''İki füze üstümüze doğru geliyordu''

Türkiye’yi yasa boğan ‘Muavenet’ faciasını yaşayan gözcü er Hakverdi Aydın, o geceyi anlattı.

NATO tatbikatında ABD uçak gemisi USS Saratoga’dan atılan 2 füze ile 5 denizcimizin şehit edildiği TCG Muavenet gemisinin gözcü eri Hakverdi Aydın 26 yıl önceki tüm Türkiye’yi yasa boğan faciayı anlattı: “İki füzenin bize doğru geldiğini gören ilk kişiydim. Ama yapacak hiçbir şey yoktu. Beni sedyede taşıyan ABD’li asker ağlıyordu.

USS Saratoga’dan kasıtlı olarak ateşlendiği düşünülen füzelerle vurulan TCG Muavenet muhribi ve 5 şehit denizci 26 yıl sonra hatırlanıyor. NATO’nun Ege Denizi’nde 1992 yılında düzenlediği Kararlılık 92 tatbikatına Türk Deniz Kuvvetleri adına TCG Muavenet ile TCG Kılıç Ali Paşa muhripleri katılmıştı.

SEA SPARROW FÜZELERİ

Sakız Adası açıklarında süren tatbikatın son aşamasında 1 Ekim’i 2 Ekim’e bağlayan gece 5 bin personeli olan ABD uçak gemisi USS Saratoga’dan 2 adet Sea Sparrow füzesi atıldı. Oysa ki tatbikat uyarınca gemiler ‘Yeşil Periyot’ yani dinlenme aşamasındaydı ve gerçek mermilerle atış yapılması planlanmamıştı. O füzeler, Türk mayın döşeme muhribi TCG Muavemet’in kontrol merkezine isabet etti.

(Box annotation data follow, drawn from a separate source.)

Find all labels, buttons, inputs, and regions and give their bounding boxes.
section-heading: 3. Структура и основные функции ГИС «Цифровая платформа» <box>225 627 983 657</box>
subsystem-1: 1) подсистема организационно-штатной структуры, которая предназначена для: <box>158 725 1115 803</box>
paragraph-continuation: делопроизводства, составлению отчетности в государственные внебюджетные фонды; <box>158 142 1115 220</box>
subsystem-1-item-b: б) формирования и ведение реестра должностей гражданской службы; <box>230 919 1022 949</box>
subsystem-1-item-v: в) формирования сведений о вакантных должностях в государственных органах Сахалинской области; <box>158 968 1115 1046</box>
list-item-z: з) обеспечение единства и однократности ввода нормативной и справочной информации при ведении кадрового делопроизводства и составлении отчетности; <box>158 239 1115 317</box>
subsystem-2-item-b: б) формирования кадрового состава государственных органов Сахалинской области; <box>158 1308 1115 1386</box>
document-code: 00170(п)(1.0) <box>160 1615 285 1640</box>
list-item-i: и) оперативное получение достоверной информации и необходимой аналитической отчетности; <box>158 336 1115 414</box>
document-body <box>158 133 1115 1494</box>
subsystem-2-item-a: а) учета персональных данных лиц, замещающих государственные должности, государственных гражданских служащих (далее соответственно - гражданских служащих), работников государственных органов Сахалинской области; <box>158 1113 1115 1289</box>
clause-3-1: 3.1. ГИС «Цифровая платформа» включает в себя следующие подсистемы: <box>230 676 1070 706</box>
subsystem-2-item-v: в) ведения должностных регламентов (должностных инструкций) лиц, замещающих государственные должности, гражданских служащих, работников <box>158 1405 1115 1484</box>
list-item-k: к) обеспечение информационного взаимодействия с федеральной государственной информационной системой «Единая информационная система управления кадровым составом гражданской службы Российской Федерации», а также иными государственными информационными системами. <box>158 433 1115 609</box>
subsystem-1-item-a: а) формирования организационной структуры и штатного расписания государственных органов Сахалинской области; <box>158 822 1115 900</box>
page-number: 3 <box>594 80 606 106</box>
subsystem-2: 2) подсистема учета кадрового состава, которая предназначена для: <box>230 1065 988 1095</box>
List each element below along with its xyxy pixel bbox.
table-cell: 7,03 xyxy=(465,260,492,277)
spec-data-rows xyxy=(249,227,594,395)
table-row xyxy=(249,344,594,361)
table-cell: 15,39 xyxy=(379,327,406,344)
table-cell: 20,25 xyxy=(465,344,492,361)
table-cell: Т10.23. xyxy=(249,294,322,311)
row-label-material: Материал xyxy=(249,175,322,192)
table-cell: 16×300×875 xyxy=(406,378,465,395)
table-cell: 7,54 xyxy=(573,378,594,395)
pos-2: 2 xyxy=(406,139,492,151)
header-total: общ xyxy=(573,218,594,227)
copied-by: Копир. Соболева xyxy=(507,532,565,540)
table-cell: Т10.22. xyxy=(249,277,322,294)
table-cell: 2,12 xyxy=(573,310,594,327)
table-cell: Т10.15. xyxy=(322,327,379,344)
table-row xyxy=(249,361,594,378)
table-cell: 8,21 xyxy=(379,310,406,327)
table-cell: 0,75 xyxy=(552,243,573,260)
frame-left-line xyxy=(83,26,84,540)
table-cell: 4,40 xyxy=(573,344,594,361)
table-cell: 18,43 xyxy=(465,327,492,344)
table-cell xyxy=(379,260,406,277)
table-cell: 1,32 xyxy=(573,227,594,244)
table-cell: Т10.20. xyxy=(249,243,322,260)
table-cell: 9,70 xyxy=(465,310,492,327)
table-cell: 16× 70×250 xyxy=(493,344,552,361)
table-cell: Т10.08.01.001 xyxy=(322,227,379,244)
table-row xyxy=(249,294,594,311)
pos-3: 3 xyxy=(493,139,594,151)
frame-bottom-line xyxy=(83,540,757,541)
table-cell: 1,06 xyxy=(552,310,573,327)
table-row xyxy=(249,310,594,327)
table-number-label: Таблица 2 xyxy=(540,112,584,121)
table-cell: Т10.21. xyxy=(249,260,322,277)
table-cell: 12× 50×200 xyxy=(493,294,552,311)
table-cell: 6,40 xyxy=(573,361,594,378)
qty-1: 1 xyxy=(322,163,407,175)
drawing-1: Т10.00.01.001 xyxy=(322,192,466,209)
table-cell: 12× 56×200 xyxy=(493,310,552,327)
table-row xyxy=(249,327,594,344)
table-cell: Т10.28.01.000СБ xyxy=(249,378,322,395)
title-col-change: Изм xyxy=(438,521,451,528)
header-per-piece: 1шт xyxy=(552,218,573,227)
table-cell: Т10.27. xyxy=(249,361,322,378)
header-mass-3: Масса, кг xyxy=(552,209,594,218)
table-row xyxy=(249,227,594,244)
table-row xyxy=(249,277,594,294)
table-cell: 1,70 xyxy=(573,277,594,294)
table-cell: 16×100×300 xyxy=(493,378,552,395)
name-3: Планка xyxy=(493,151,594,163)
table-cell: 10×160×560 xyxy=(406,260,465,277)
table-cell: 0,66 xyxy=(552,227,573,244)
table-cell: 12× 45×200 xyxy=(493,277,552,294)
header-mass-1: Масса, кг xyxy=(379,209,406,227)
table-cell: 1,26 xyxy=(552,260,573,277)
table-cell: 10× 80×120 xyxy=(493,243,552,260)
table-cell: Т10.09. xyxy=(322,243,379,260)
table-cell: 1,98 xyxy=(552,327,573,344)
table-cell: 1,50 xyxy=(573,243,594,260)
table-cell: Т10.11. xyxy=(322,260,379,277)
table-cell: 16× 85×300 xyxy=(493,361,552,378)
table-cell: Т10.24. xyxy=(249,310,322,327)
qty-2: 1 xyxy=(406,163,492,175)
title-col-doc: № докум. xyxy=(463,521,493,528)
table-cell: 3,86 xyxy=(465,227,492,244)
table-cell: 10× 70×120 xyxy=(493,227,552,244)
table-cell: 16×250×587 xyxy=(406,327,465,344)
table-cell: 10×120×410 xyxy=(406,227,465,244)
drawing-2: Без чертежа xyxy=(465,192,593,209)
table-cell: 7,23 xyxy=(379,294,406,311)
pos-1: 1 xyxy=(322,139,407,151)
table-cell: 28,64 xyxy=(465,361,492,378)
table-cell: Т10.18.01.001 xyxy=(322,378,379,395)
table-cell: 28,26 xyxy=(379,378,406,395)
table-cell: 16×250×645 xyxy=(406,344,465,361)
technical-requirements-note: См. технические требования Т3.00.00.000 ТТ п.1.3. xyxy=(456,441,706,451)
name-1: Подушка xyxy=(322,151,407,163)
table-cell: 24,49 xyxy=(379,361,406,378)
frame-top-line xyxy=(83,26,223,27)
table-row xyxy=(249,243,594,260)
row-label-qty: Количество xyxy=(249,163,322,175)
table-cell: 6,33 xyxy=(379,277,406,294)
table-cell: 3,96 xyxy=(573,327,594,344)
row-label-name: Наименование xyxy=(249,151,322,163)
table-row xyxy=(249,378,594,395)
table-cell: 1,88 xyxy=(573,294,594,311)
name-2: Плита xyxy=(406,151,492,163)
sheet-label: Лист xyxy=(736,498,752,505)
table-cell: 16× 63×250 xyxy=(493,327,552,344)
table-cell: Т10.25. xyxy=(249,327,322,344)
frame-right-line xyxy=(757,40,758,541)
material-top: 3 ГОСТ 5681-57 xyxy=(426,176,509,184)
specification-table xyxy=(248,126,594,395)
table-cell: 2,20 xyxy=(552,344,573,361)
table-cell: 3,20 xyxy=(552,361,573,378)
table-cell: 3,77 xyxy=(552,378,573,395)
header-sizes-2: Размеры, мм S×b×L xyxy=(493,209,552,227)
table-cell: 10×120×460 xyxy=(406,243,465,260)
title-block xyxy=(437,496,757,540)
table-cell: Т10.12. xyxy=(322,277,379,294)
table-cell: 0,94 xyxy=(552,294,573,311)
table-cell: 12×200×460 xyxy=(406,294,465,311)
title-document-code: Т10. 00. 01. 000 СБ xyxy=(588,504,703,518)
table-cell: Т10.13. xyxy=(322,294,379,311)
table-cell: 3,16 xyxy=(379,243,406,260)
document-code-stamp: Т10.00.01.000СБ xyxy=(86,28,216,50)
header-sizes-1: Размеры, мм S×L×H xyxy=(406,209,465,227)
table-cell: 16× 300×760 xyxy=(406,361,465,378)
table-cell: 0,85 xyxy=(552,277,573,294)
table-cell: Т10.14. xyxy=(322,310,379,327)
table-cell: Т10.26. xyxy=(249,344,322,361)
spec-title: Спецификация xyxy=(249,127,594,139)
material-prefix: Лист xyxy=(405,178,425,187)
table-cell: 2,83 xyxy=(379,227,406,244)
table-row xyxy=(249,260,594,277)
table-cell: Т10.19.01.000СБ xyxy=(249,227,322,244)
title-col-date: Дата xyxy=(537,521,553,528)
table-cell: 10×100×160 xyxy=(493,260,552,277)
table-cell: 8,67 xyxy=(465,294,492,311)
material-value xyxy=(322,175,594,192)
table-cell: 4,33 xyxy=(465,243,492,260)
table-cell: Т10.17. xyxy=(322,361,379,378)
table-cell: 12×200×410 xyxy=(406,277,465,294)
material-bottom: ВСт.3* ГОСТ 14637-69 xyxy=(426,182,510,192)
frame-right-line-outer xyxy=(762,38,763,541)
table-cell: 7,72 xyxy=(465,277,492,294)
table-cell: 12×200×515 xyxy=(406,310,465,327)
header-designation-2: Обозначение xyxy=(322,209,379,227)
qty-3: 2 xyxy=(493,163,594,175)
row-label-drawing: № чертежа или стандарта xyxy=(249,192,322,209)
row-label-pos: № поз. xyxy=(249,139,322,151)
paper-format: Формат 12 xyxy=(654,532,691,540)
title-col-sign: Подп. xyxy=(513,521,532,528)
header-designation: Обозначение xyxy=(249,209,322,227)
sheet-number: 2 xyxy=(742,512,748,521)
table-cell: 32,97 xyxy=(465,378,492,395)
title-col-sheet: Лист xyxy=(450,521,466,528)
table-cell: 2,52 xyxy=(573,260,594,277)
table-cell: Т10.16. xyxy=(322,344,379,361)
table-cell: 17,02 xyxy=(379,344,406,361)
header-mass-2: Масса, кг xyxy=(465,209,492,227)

Gemi komutanı Kurmay Yarbay Kudret Güngör, uçaksavar yardımcı subayı Teğmen Alper Tunga Akan, Tesis Astsubayı Serkan Haktepe, İkmal Çavuşu Mustafa Kılıç ve er Recep Atak’ı öldüren füzeler, 20 askeri de yaraladı. O yaralı erlerden biri de Hakverdi Aydın’dı. Vücuduna isabet eden şarapnel parçaları nedeniyle hayatını sakat halde sürdüren Aydın, 26 yıl önceki o geceyi şöyle anlattı:

“Gemide yaklaşık 160 er vardı. Şehit olan Recep, benim bir alt tertibim ve çok iyi arkadaşımdı. Terhisime 1 aydan kısa süre vardı. Olay da tatbikatın bitme aşamasında oldu. Geminin sancak (sağ) tarafında gözcü erdim. Çok yakınımızdaki uçak gemisinin sancak baş omuzluktan ardı ardına iki ışığın yükseldiğini gördüm. Yapmam gereken gemidekilere tehlikeyi anons etmekti ama yetişemedim. Fırsat bile bulamadan füzeler isabet etti.”

ABD’Lİ ASKER AĞLADI

“Sea Sparrow, hedefe parçalanarak girer. Olduğum yerde savruldum, yere düştüm. Sanırım yarım saat sonra kendime geldim, kalkmak istedim ama kalkamadım. Çünkü kalça kemiğim femurdan parçalanmıştı.

Bir süre sonra bizi almaya ABD’li askerler geldi. Çünkü gemimiz dağılmıştı, bizim askerlerimiz ne olduğunu anlayamadan şehit olmuşlardı. Beni sedyeye koyan siyahi askerin ağladığını gördüm. Gözleri bizim suçsuz olduğumuzu ve yok yere saldırıya uğrağımızı anlatıyor gibiydi.

İzmir, Gölcük ve İstanbul’da 6 ay süren tedavilerim sonunda sakat kaldım. TCG Muavenet, ABD’nin ‘Pardon’ diyerek kapatabileceği basit bir olay değildir. Gerçek mermi kullanılması söz konusu bile değildi. Ateşlenmeleri için savaş durumunda ve kırmızı alarmda olmak, 3 kişiden onay almak, kilitleri açmak ve düğmeye basmak gerekiyordu. Değil 26, yüzyıllar geçse de unutulmaması gerekir.”